Members of the public are more than welcome to visit any of the locations to see judo in action. All we ask is that prospective members make contact with Graham prior to arrival (see Home Page for contact details), in order to ensure that numbers are keep to an appropriate level.
Judo (the gentle way) has its origins in the ancient Japanese arts of sumo and jujutsu. Its history can be traced back to the 8th century. A young jujitsu master Jigoro Kano sought to elevate the arts of combat to a higher principle enabling the development of healthy bodies and strong minds. Concerned by the high level of injuries within jujutsu schools, Professor Kano developed a system of safe practise. In 1882 Professor Kano named his new system Kodokan Judo. The practise of judo is divided into the following sections.
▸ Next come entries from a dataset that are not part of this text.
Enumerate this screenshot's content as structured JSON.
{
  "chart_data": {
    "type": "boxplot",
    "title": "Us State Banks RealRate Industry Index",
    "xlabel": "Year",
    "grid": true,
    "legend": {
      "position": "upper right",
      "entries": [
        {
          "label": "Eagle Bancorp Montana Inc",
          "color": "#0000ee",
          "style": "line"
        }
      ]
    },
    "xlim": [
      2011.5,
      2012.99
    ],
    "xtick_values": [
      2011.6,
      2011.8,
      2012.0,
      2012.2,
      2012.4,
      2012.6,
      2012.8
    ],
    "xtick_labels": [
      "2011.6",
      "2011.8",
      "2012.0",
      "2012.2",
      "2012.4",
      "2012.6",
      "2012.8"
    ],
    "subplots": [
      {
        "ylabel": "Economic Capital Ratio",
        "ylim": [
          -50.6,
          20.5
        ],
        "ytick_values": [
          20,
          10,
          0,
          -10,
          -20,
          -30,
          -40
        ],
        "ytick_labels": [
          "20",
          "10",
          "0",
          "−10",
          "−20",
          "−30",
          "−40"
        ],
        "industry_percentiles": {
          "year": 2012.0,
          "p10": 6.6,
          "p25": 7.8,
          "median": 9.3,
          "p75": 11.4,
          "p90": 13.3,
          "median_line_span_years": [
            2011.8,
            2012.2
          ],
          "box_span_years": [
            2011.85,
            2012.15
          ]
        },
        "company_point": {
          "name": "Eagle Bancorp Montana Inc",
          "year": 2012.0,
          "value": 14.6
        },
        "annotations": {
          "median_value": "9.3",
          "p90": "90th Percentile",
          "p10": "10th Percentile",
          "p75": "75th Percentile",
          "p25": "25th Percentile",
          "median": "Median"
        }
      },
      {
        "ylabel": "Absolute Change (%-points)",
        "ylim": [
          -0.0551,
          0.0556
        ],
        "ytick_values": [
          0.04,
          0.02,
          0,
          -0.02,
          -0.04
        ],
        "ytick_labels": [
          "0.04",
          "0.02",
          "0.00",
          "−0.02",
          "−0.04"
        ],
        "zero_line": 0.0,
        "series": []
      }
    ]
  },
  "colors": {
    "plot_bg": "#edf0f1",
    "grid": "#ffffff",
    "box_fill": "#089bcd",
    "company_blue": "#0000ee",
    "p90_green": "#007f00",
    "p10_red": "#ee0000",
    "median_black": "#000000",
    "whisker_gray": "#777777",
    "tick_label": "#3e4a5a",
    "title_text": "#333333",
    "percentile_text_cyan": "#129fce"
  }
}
- Ukemi; the practise of receiving attacks and falling safely
- Kata; the practise of pre-arranged forms of defence
- Shiai; sporting contests
- Randori; an innovation of Professor Kano, the free spontaneous practise of techniques
Judo is based upon the principles of Seiryoku Zen’Yo (maximum efficiency) and Jita Kyoei (mutual welfare and benefit). It is a comprehensive system of self defence, physical well being and an Olympic sport. Judo techniques include throwing, grappling, strangles and armlocks. Professor Kano established a modern grading system of coloured belts (kyu-dan), which has been adopted all over the world, both within the judo movement and in other Japanese martial arts.
Judo was introduced to the United Kingdom in the early 20th century. Jujutsu masters Yukio Tani and Gunji Koizumi joined the judo movement and helped found britains first judo club, the Budokwai in London in 1918. Since this time judo has developed across the country and is taught in clubs, schools, the police force and the armed forces.